1) ADHESION AU MOUVEMENT ET A LA VITESSE: on reproche, on vient de la voir, à
la philosophie d’être obsolète, dépassée, d’être incapable de suivre le monde (déterminé
d’un point de vue strictement économique du reste) en perpétuel changement.
Loin de nier le mouvement ou de chercher à l’immobiliser, Foucault, en effet, en fait
une composante essentielle de notre présent (la modernité, c’est le fugitif, le
transitoire, le contingent…); en même temps, Foucault n’accepte pas ce mouvement
incessant tel quel, comme un destin, qui nous déterminerait sans reste et auquel il
faudrait à toute force s’adapter; il s’agirait pour lui de comprendre comment cette
accélération, cette vitesse, en est ainsi venue à être considérée comme la détermination
destinale de notre époque, y compris dans ses impacts, ses incarnations dans les
formes institutionnelles de nos sociétés et, en ce qui nous concerne, dans le système
scolaire.
Une telle adhésion explique le rythme effréné des réformes du système scolaire,
provoquant périodiquement des crises, des chocs plus ou moins intenses, présentant à
chaque fois le changement comme une solution nécessaire, bienvenue même – et sans
égard à leur succès plus ou moins convainquant (Étude ERES Larose-Duchesne sur le
RP)
La restructuration permanente du système scolaire est immanente à son fonctionnement
même, montre Gilles Gagné (Main basse sur l’éducation, p. 22)
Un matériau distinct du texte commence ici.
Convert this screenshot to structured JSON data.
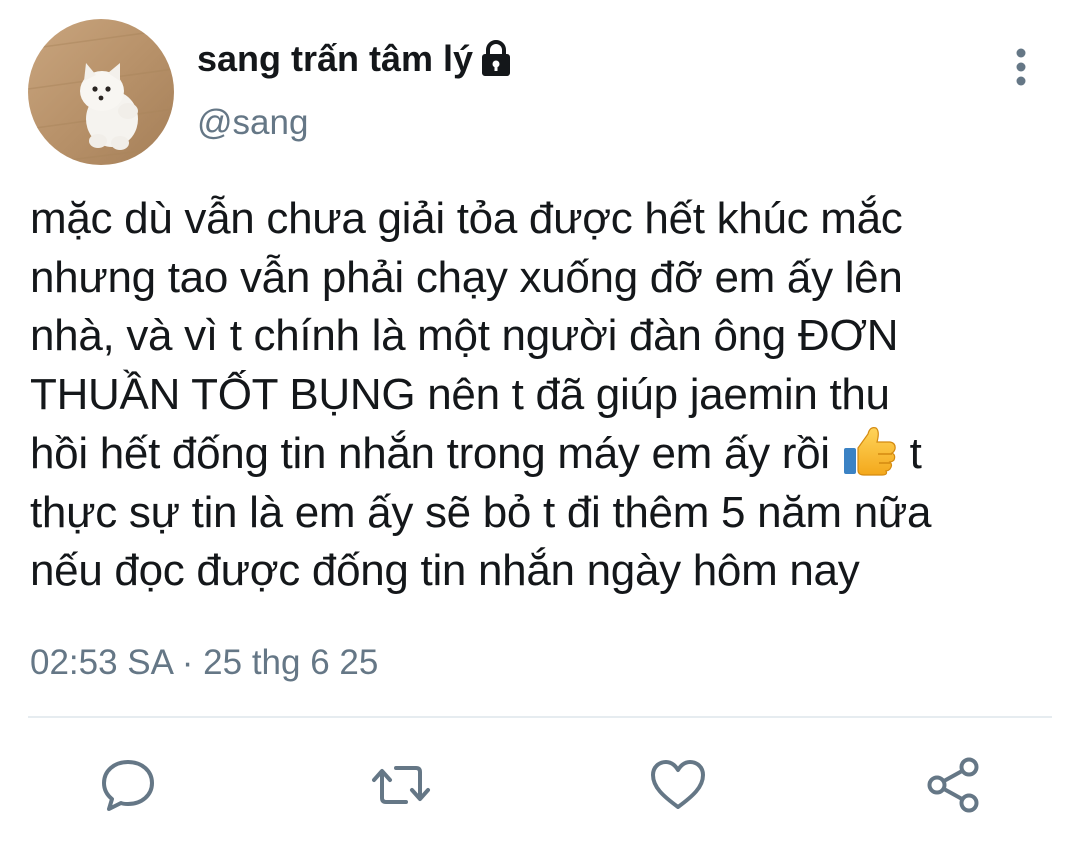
{
  "user": {
    "display_name": "sang trấn tâm lý",
    "handle": "@sang",
    "protected_icon": "lock-icon",
    "avatar_description": "white-puppy-photo"
  },
  "tweet": {
    "text_before_emoji": "mặc dù vẫn chưa giải tỏa được hết khúc mắc\nnhưng tao vẫn phải chạy xuống đỡ em ấy lên\nnhà, và vì t chính là một người đàn ông ĐƠN\nTHUẦN TỐT BỤNG nên t đã giúp jaemin thu\nhồi hết đống tin nhắn trong máy em ấy rồi ",
    "emoji": "thumbs-up",
    "text_after_emoji": " t\nthực sự tin là em ấy sẽ bỏ t đi thêm 5 năm nữa\nnếu đọc được đống tin nhắn ngày hôm nay",
    "timestamp": "02:53 SA · 25 thg 6 25"
  },
  "actions": {
    "reply_icon": "reply-icon",
    "retweet_icon": "retweet-icon",
    "like_icon": "heart-icon",
    "share_icon": "share-icon"
  },
  "colors": {
    "text_primary": "#14171a",
    "text_secondary": "#657786",
    "icon_gray": "#657786",
    "divider": "#e6ecf0"
  }
}
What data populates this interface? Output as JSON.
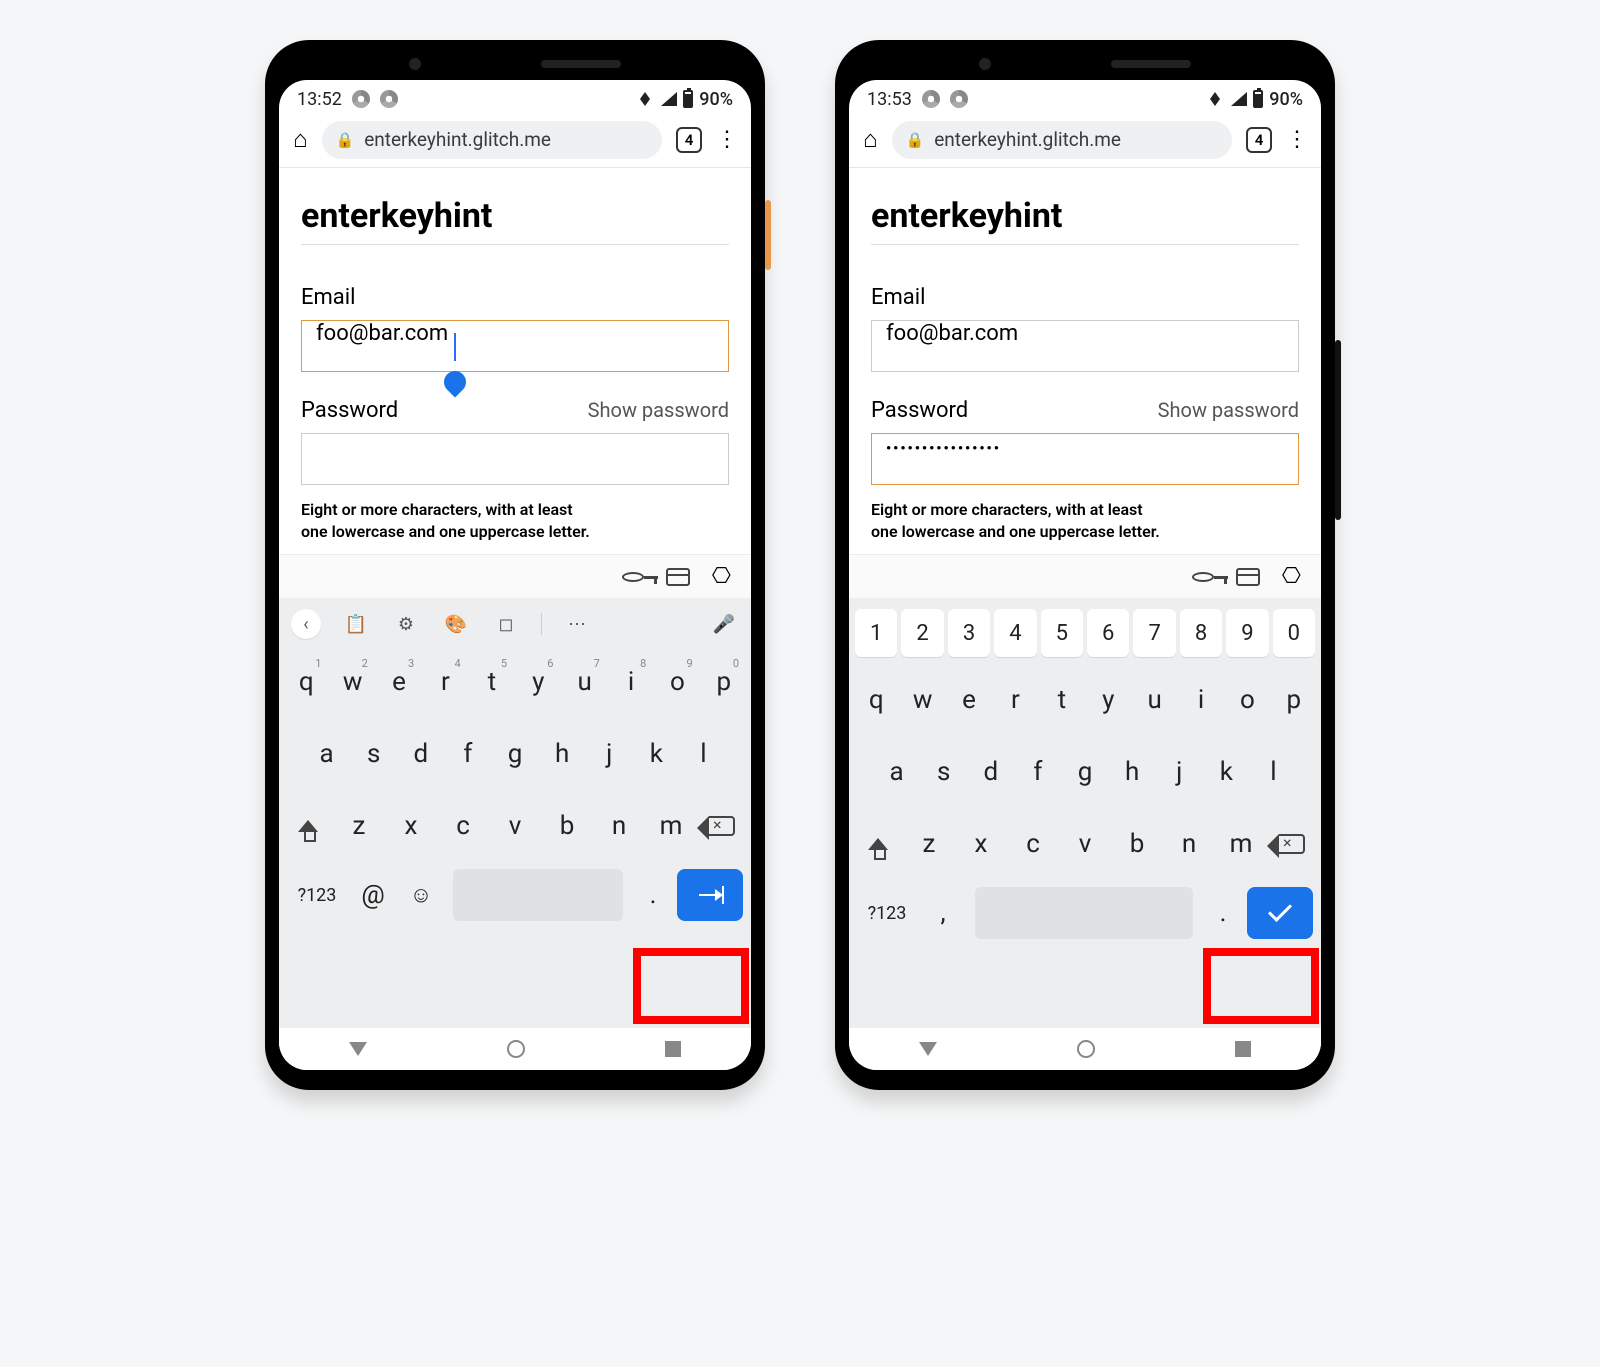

Qu’est-ce que cela signifie qu’un document comme le rapport Demers fasse ainsi du
mouvement et de la vitesse le déterminant de ce que doit devenir le cégep?
Le reproche que l’on nous fait d’être un frein à la diplômation indique que tenter de
saisir le sens de ce qui change sans cesse n’a plus de place dans les cours au cégep.
Bien loin d’être moderne cette exigence de s’adapter sans cesse au mouvement
incessant semble bien relever d’une attitude que l’on peut qualifier d’antimoderne.
Ce que l’on demande à la philosophie, si l’on se fie aux propos rapportés en novembre
dernier par l’exécutif du CEEP, c’est qu’elle s’adapte à une clientèle, la « différenciation
de l’enseignement de la philosophie, et cela sur tous les plans (G. Leroux, p. 331).
4
Comment concrètement, se fera cette « différenciation », cette adaptation, sinon par un
alignement sur les programmes, selon les critères fixés par les profils de sortie qui
déterminent nos étudiants en clientèle et les catégorisent en fonction des besoins d’un
marché sans cesse en mouvement et de plus en plus violent (concurrentiel)?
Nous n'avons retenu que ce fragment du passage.